Besonderen Dank gilt auch Günther Kulessa, der jedes Jahr die Organisation für den deutschsprachigen Raum übernimmt! Auf seiner Seite http://www.milano-sanremo.net gibt's alle Infos, Bilder, Ergebnisse und Erfahrungsberichte auf Deutsch.

 

Radtouristik-Fernfahrt Gran Fondo Internazionale MILANO-SANREMO 2010

Ein Bericht von Detlev Nolte

Mailand - San Remo. Welcher Rennradfahrer im Hobby-Bereich lässt da nicht seinen Gefühlen freien Lauf? Einmal die Strecke der Profis, die La Primavera (Fahrt in den Frühling), wie das Rennen der Profis genannt wird, zu fahren. Während das längste Tagesrennen mit 295 km Länge bei den Profis alljährlich im März ausgetragen wird, findet die Gran Fondo Internazionale der Hobbyfahrer stets Anfang Juni statt. Will ich mir das wirklich antun? Der Reiz ist da. Ja, ich will! Nach der Anmeldung gilt es einen ausreichenden Trainingszustand herzustellen, um diese Strapaze durchzuhalten.

6. Juni 2010, endlich ist es so weit. Eingebunden in das Kulessa-Team des Hessischen Rundfunks warte ich mit einer Teilgruppe vor unserem Hotel am Kongresszentrum in Mailand-Assago. Einige stehen bereits in vorderer Linie der Startaufstellung. Es ist 06:50 Uhr, wir fahren ebenfalls dorthin. Wir schließen auf und befinden uns im letzten Viertel der Startaufstellung. Man hat den Eindruck, wie man es von Rennpferden kennt. Hufe scharren, aufgeregt sein und dann der Gedanke, wann geht es endlich los. Ein irres Gefühl. Die Sicht nach vorne gerichtet. Endlich um 07:00 Uhr die Startfreigabe. Aus dem Kongresszentrum hinaus in Richtung Pavia. Erst einmal einen Kreisverkehr passieren. Aber Vorsicht! Im zweiten Kreisverkehr soll rechts ein Schlagloch sein. Sturzgefahr! Alles geht gut. Prima, nichts passiert.
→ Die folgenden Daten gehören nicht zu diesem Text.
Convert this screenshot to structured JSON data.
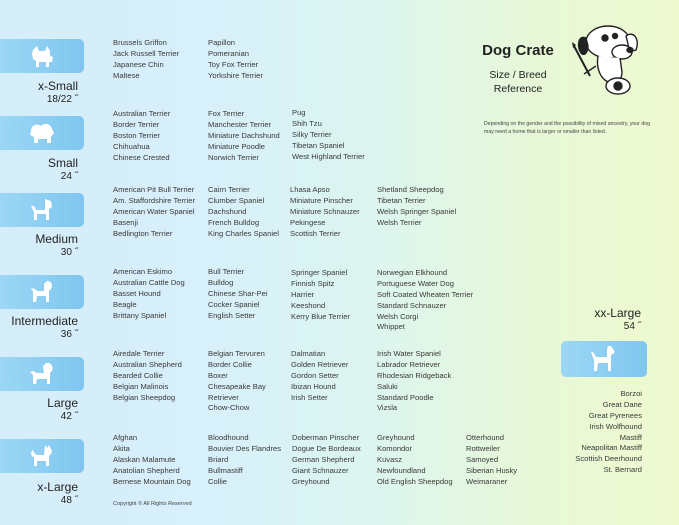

Mein Garmin streikt. Ich bemerke das zu spät. Er hat sich aufgehängt. Das Gerät wird neu gestartet. Die Zeit beginnt ab jetzt zu zählen. Es fehlen die ersten Kilometer in der Aufzeichnung.

Die ersten zwei Stunden verlaufen im Peloton recht angenehm. Die Durchschnittsgeschwindigkeit bei dieser Gruppe lag in diesem flachen Teil der Tour um 38 km/h. Man konnte sich im Wind abwechseln. Nur einige drückten sich vorne zu fahren. Lutscher! Am Wegesrand waren viele platte Reifen zu beklagen. Zwangspause für diese Rennradfahrer. Aber die schlechten Straßen mit ihren Schlaglöchern verlangten ihren Tribut. Und dieses sollte verstärkt bis zum Passo del Turchino so bleiben.
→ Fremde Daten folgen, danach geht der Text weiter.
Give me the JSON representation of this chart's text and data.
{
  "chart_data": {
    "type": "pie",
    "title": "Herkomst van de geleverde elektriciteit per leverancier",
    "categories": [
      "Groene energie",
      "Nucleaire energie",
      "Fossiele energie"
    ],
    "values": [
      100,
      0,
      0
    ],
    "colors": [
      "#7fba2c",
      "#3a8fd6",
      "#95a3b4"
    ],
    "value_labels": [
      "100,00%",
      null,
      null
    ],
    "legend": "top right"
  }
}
An Voghera, Tortona und Ovada vorbei in Richtung Campo Ligure. Kurz nach Novi Ligure nach rd. 100 km schon gefahren löst sich eine Gruppe von ca. acht bis zehn Fahrern aus dem Pulk. Fahre ich mit? Kurzes Überlegen. Ich entscheide mich und klinke mich ein. Die Geschwindigkeit erhöht sich. Zuerst 40 km/h, um danach mit einem 45er Schnitt weiter zu fahren. Was soll das? Habe ich die richtige Entscheidung getroffen? Das Tempo ist mir im Prinzip zu hoch. Typischer Anfängerfehler, über dessen Stadium ich eigentlich hinaus sein sollte. Nach einer guten Viertelstunde werde ich von meinem Körper bestraft. Inzwischen sind 107 km gefahren und ich bekomme einen Wadenkrampf, doch bleibe verschont, nicht anhalten zu müssen. Ich muss mich zurückfallen lassen. Noch vor Ovada werde ich von der nachfolgenden Gruppe einkassiert.
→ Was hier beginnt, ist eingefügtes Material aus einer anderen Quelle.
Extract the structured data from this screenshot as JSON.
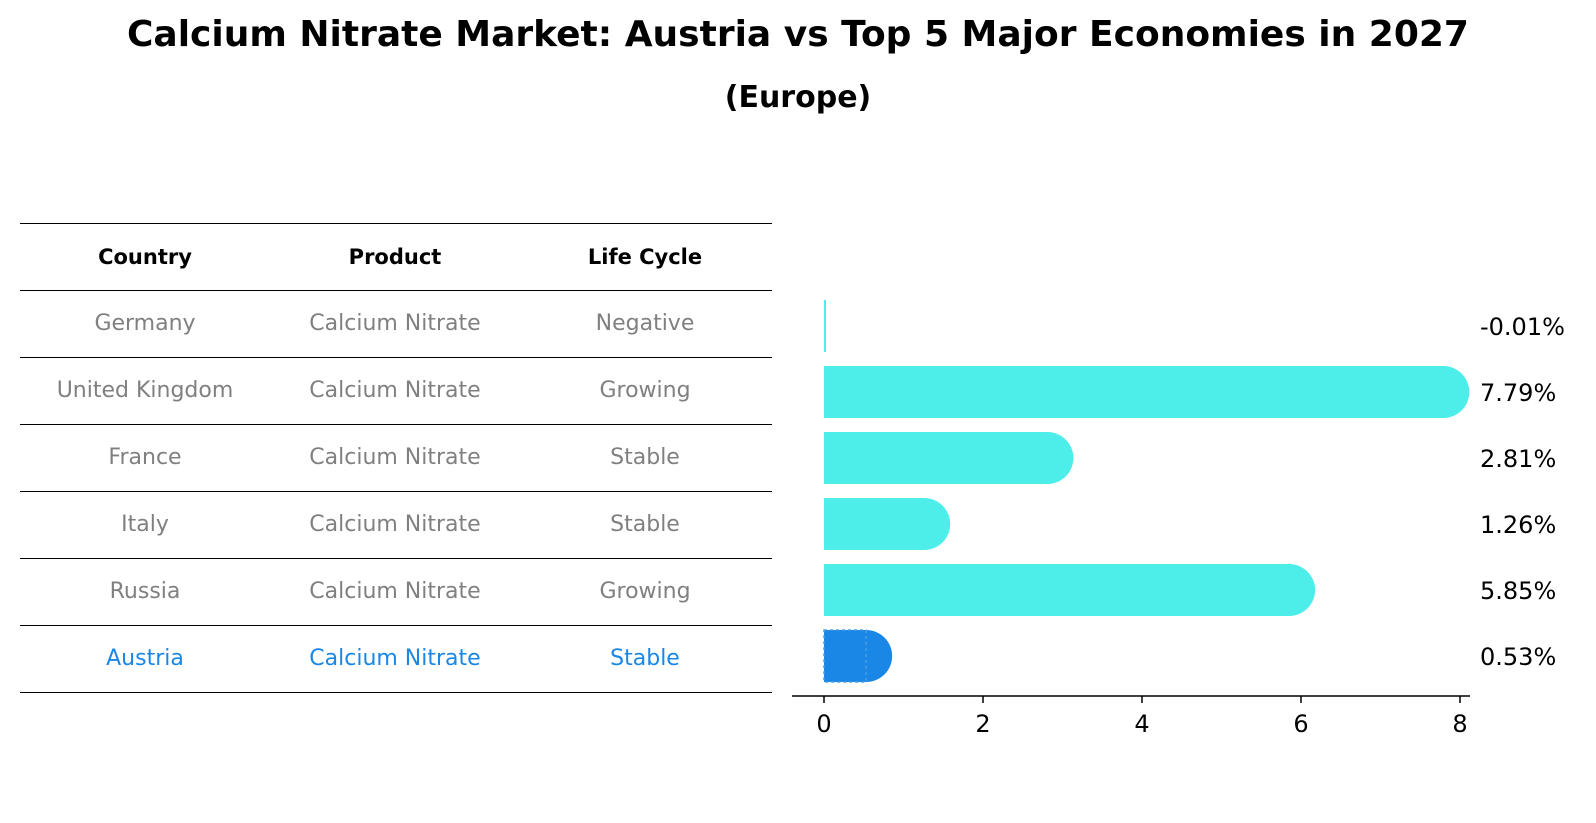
{
  "title": "Calcium Nitrate Market: Austria vs Top 5 Major Economies in 2027",
  "subtitle": "(Europe)",
  "table": {
    "headers": [
      "Country",
      "Product",
      "Life Cycle"
    ],
    "rows": [
      {
        "country": "Germany",
        "product": "Calcium Nitrate",
        "life_cycle": "Negative"
      },
      {
        "country": "United Kingdom",
        "product": "Calcium Nitrate",
        "life_cycle": "Growing"
      },
      {
        "country": "France",
        "product": "Calcium Nitrate",
        "life_cycle": "Stable"
      },
      {
        "country": "Italy",
        "product": "Calcium Nitrate",
        "life_cycle": "Stable"
      },
      {
        "country": "Russia",
        "product": "Calcium Nitrate",
        "life_cycle": "Growing"
      },
      {
        "country": "Austria",
        "product": "Calcium Nitrate",
        "life_cycle": "Stable"
      }
    ]
  },
  "colors": {
    "bar": "#4deeea",
    "highlight": "#1a86e6",
    "muted_text": "#808080"
  },
  "chart_data": {
    "type": "bar",
    "orientation": "horizontal",
    "categories": [
      "Germany",
      "United Kingdom",
      "France",
      "Italy",
      "Russia",
      "Austria"
    ],
    "values": [
      -0.01,
      7.79,
      2.81,
      1.26,
      5.85,
      0.53
    ],
    "value_labels": [
      "-0.01%",
      "7.79%",
      "2.81%",
      "1.26%",
      "5.85%",
      "0.53%"
    ],
    "highlight_category": "Austria",
    "xlim": [
      0,
      8
    ],
    "xticks": [
      0,
      2,
      4,
      6,
      8
    ],
    "grid": false
  }
}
So, jetzt aufpassen. Du darfst keinen Krampf mehr bekommen. Lieber noch zwei Gels verzehren. Die Geschwindigkeit, die jetzt gefahren wird, ist in Ordnung - durchschnittlich 34 km/h Wir fahren in der Po-Ebene weiter. Bis Campo Ligure kann ich meine Wadenkrämpfe kontrollieren, ohne absteigen zu müssen. Plötzlich ist es vorbei. Es geht nicht mehr. Ich muss absteigen und durch dehnen versuchen, diesen Zustand wieder zu ändern. Das Feld zieht vorbei. Sch... Danach fahre ich weitgehend allein bis zur ersten Verpflegungsstelle. Wasser trinken, die Flaschen füllen, Bananen-, Apfelsinen- und Kuchenstückchen essen. Einfach nur erholen.

Mit Sportkameraden aus dem HR-Team fahre ich schließlich weiter. Im zeitlichen Verlauf holen mich die Wadenkrämpfe auf der Steigung des Passo del Turchino ein. Drei Mal absteigen ist bis zum legendären Turchino-Tunnel angesagt. Tunneldurchfahrt und dann der schöne Ausblick auf Genua. Nun geht es ca. 12 km hinunter. Eine grandiose Abfahrt. Aber was habe ich davon. Ich empfinde es nicht so berauschend. Ich lasse mich rollen. Nur keinen Krampf bekommen. Vielleicht noch etwas kurbeln. Etwas geht noch. So kann ich noch mit einer Geschwindigkeit von 40 km/h hinunter fahren. Reihenweise werde ich von anderen Teilnehmern überholt. Welch ein Frust.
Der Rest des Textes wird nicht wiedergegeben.